Le projet de traité commercial ACTA de lutte internationale contre les contrefaçons a déjà révélé les connivences d’intérêts qui rapprochent désormais la société du spectacle de la société de contrôle. Sous la face brillante du luxe, de la mode, du divertissement et de la culture, le contrôle poursuit son œuvre avec une sourde obstination. Ainsi absorbé par le contrôle, le spectacle n’est plus que celui de sa liberté surveillée.
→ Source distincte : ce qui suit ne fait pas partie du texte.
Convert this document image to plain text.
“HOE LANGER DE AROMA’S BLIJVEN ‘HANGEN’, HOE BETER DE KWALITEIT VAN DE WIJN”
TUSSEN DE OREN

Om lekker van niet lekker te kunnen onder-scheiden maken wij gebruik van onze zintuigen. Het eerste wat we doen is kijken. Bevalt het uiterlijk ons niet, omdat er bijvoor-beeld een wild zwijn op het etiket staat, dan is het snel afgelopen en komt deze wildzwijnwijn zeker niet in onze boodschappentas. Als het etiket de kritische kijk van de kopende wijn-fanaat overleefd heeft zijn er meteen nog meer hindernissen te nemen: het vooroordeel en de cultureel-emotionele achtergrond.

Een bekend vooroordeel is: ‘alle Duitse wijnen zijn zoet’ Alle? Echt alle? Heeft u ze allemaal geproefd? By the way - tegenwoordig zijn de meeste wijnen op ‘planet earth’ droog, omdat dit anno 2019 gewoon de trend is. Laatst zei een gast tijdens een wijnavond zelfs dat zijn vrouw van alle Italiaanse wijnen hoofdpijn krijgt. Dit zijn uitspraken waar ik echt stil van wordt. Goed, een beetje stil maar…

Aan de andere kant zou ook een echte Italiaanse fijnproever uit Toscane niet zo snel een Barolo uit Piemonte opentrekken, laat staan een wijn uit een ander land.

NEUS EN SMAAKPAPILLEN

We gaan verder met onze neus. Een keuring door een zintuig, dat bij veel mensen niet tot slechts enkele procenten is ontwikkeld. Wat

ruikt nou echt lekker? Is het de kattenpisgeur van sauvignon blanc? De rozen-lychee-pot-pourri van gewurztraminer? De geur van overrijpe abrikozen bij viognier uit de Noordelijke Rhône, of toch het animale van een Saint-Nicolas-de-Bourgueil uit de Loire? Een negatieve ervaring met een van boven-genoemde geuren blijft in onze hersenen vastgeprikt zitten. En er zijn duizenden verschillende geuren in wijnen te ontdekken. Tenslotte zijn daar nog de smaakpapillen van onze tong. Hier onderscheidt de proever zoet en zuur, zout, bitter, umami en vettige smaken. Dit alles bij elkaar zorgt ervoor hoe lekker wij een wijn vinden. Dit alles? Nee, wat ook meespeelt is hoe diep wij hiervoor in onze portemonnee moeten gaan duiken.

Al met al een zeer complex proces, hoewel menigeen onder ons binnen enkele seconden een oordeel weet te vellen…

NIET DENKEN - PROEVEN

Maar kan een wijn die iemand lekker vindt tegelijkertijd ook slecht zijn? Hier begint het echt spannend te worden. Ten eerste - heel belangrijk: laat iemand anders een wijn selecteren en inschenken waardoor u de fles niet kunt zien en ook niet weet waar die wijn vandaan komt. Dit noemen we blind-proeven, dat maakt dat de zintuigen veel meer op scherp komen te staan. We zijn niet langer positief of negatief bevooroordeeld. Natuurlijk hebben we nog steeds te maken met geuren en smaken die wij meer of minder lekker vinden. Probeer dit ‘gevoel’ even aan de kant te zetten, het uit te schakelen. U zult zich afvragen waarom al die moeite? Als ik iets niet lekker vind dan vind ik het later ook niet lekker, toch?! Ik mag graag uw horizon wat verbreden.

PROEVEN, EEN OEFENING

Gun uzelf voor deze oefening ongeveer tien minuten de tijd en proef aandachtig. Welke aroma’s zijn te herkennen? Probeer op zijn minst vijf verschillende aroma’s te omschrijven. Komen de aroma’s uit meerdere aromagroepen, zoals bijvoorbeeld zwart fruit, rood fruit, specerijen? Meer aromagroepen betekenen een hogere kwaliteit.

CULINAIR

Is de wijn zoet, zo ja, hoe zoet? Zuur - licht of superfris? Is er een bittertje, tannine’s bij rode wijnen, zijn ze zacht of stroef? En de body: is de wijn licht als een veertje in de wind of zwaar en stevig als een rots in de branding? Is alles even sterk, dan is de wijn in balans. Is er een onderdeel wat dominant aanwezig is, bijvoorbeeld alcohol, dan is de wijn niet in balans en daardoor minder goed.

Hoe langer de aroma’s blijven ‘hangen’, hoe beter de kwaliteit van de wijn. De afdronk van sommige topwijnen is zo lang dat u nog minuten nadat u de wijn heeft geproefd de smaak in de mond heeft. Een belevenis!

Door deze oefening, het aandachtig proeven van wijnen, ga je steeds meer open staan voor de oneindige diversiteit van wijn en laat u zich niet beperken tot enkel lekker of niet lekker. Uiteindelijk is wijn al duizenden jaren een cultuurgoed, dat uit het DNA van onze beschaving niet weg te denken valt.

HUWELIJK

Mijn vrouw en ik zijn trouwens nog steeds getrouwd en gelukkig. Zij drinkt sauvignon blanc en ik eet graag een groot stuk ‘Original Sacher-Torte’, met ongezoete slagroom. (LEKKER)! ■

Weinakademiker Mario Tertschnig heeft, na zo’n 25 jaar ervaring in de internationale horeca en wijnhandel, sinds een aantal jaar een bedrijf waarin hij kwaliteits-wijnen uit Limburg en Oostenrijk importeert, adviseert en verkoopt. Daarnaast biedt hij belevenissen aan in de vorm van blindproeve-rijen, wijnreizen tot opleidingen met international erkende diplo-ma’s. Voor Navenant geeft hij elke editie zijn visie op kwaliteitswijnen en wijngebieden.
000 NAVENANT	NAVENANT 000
Dans les sociétés dites «libres», «libérales» ou «démocratiques», la liberté est officiellement défendue autant qu’elle est souterrainement, et souvent cyniquement, la cible des pires restrictions. En matière de liberté, le dire et le faire ne s’accordent guère. Aujourd’hui peut-être moins encore qu’hier. En particulier dans les secteurs des réseaux numériques et d’internet qui sont hautement emblématiques des mutations du monde et des nouveaux rapports de pouvoir.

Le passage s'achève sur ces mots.